The results of the EPM and the OFT evoked anxiolytic activity of the extract as the mice treated with T. kotschyanus preferred to spend more time in open arms of EPM apparatus and showed a higher tendency to stay in the central zone of open field box. Increased anxiety has been correlated obviously with the increased reactive oxygen species (ROS) (32). Several studies have reported that anxiety-like behavior could be reversed by antioxidants (12, 33, 34). The observed anxiolytic effects could be due to phenolic monoterpenes of T. kotschyanus such as thymol, and carvacrol as they have been reported to possess a high antioxidant activity (35, 36). Moreover, carvacrol shows the anxiolytic effect by interaction with the dopaminergic system (37, 38).

Regarding the result of pentobarbital-induced sleep test, T. kotschyanus extract at the dose of 600 mg/kg showed a significant hypnotic effect compared to the control group which is probably because of interaction between phenolic compounds and α1-containing GABAA receptors. Reversal of the hypnotic effect of the extract by flumazenil, as the GABAA receptor antagonist, is the main evidence of this claim (39). This finding is in agreement with the results of previous studies that have shown the ability of thymol and some other phenolic compounds such as flavonoids to activate GABAA receptors (29-31).

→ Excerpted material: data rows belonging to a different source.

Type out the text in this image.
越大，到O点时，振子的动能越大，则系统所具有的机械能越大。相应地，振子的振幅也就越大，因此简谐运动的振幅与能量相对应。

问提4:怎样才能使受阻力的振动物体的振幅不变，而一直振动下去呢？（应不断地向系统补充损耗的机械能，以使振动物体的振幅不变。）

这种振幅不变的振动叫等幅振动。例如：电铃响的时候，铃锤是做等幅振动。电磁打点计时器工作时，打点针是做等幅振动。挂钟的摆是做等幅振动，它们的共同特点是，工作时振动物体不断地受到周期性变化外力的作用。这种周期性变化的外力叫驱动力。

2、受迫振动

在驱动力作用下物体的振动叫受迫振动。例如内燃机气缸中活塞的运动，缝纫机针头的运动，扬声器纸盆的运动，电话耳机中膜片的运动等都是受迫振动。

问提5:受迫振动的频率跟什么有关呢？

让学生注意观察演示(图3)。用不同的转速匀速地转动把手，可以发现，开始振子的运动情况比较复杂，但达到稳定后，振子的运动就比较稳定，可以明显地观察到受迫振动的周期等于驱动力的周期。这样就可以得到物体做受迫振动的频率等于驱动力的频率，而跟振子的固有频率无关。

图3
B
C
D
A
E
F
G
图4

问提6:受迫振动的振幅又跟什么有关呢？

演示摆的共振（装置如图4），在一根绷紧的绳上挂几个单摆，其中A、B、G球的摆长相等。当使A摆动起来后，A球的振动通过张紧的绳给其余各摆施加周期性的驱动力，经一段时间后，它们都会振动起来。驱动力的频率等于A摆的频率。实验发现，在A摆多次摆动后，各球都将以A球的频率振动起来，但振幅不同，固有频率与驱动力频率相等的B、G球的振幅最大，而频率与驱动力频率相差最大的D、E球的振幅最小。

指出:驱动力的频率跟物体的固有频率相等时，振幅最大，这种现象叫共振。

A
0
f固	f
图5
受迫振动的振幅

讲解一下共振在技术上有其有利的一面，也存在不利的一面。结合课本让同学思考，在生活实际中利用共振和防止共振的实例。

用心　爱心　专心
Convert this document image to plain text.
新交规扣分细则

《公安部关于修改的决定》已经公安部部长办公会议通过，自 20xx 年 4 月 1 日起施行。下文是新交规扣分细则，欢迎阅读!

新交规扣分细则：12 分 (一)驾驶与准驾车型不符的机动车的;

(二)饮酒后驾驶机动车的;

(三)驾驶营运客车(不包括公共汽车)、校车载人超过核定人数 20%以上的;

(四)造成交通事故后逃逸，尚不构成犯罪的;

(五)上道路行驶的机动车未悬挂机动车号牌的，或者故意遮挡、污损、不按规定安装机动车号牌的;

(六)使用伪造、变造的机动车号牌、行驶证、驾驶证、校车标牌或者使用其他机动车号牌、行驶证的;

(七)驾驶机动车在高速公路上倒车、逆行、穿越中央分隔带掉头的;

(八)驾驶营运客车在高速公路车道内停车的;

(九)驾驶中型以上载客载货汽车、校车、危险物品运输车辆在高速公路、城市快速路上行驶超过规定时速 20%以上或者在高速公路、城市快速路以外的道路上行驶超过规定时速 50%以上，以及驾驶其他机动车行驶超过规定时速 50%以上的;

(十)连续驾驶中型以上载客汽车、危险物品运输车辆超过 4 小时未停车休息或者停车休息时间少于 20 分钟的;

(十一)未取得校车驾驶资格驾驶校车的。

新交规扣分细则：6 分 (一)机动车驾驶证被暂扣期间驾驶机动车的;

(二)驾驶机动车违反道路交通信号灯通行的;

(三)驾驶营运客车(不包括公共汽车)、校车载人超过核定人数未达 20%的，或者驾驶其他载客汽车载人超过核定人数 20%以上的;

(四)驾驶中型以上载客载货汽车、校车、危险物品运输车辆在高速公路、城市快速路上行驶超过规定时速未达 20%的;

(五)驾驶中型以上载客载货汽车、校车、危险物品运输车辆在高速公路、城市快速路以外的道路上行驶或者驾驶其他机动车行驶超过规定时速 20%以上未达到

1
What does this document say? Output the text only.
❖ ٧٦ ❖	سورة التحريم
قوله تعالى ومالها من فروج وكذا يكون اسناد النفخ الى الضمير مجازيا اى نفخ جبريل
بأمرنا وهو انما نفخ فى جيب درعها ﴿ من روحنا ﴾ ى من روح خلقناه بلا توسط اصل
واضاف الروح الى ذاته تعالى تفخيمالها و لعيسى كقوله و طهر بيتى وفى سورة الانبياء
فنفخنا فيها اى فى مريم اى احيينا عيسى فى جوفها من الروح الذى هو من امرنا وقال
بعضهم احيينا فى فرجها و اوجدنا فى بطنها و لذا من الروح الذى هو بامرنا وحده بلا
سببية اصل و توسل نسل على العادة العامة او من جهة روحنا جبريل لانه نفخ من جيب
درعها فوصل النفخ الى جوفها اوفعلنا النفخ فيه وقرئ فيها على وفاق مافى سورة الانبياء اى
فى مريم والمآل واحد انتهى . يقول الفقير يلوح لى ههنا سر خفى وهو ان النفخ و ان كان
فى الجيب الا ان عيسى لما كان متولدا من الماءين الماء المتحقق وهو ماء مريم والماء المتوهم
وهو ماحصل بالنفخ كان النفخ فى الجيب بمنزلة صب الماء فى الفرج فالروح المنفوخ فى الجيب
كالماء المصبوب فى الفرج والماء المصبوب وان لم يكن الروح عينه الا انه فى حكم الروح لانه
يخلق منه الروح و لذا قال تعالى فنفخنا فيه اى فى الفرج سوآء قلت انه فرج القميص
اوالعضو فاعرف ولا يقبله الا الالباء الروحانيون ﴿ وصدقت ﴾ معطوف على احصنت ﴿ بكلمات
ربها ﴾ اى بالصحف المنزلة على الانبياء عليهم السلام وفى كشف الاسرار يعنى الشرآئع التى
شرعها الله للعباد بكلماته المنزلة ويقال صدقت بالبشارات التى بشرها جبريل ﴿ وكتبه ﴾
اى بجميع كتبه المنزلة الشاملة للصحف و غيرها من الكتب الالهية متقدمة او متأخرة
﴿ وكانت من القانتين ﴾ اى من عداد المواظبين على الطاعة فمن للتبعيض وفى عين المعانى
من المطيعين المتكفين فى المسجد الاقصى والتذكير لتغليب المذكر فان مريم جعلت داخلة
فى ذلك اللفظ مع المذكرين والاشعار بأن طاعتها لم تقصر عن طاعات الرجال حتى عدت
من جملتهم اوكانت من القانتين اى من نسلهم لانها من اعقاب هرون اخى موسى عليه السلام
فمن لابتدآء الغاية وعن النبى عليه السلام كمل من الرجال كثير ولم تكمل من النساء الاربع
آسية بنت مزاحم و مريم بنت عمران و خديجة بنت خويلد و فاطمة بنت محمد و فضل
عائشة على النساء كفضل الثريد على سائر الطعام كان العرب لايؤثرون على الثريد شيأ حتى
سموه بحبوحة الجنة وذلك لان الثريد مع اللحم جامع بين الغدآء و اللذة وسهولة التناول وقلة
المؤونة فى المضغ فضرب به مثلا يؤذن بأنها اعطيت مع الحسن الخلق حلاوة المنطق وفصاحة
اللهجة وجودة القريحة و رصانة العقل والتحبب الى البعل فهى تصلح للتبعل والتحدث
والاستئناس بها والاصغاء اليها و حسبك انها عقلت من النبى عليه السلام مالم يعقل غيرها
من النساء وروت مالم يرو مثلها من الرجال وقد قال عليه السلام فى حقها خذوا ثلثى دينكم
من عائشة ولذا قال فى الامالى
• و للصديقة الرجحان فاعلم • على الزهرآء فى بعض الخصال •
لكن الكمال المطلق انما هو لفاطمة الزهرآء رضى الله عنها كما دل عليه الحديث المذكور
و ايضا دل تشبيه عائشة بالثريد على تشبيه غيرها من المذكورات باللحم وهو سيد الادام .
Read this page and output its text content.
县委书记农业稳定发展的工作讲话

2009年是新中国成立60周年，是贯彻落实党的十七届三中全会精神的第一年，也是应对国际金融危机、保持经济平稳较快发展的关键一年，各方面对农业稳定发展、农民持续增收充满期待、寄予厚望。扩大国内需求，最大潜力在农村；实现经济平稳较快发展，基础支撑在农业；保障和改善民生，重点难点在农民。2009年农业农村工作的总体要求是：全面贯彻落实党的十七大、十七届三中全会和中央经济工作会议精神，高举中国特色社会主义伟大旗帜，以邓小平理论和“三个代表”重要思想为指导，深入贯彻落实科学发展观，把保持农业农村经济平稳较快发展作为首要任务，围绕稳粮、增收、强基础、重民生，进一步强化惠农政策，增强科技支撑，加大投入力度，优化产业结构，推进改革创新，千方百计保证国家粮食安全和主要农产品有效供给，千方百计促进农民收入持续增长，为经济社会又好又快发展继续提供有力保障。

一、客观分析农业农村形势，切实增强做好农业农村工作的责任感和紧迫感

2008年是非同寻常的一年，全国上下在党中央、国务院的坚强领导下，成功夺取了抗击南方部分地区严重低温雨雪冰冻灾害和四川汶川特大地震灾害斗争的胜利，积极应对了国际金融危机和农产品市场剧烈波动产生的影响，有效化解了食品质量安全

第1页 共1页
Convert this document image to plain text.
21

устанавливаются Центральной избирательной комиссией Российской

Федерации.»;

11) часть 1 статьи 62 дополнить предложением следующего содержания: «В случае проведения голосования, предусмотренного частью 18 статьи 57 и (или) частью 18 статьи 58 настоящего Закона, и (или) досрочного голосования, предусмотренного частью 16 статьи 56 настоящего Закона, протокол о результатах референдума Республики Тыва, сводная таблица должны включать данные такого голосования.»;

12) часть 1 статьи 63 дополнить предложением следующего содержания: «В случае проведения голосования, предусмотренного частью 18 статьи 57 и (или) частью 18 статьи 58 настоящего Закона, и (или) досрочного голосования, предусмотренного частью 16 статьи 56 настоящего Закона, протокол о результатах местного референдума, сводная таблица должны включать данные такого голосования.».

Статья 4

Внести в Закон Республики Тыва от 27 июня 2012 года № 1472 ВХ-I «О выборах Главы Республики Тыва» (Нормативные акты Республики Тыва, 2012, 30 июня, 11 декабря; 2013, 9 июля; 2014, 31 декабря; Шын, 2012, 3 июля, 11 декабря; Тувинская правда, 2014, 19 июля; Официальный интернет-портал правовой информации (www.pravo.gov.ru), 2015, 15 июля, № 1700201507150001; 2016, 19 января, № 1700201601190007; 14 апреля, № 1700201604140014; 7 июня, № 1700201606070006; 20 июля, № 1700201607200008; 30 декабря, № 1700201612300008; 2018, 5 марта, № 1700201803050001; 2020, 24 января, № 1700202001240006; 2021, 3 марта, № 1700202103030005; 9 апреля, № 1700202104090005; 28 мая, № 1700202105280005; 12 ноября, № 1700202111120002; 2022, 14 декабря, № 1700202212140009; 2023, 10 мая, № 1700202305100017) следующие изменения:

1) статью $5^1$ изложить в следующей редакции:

Benzodiazepines are the main class of psychoactive drugs with sedative, hypnotic, anxiolytic, anticonvulsant, and muscle ‎relaxant properties which are commonly used in patients. Since benzodiazepines are indirect GABA modulators, they can enhance the effect of GABA at the GABAA receptor (40). GABAA ‎receptors are found to be pentameric transmembrane receptors which consist of ‎19 subunits (α1–6, β1–3, γ1–3, δ, ϵ, θ, π, and ρ1–3) (41). Recent studies on memory performance effects of benzodiazepines have revealed that interaction of these compounds with α5-containing GABAA receptors can lead to altered learning performance (42). Considering the avoidance latency results in the passive avoidance test, T. kotschyanus treatment obviously did not impair memory function compared to the control mice. The result of open field test indicates that T. kotschyanus extract has a significant sedative effect by reduction of total distance movement following 30 min of exposure. Since the extract has no significant effect on the locomotor activity of mice following 24 h of exposure, it could be concluded that the results of passive avoidance test are not affected by the sedative activity of the extract. This finding reveals that the active compounds of Thymus kotschyanus extract more likely interact with α1-containing GABAA receptors which are responsible for sedative-hypnotic effects of benzodiazepines, and do not bind to α5-containing GABAA receptors which play a key role in cognitive processes.

Conclusion

The current study showed anticonvulsant, anxiolytic, and sedative-hypnotic effects of Thymus kotschyanus extract in animal models. Since some phenolic compounds and especially flavonoids have been reported as herbal ligands for the benzodiazepine binding site of GABAA receptors (43) and the ability of flumazenil to antagonize the observed effects, involvement of α1-containing GABAA receptors could be reported as the possible mechanism of action, but more experiments should be carried out to find out the exact molecular mechanisms related to observed effects and the main active compound (s) which are responsible for the mentioned activities.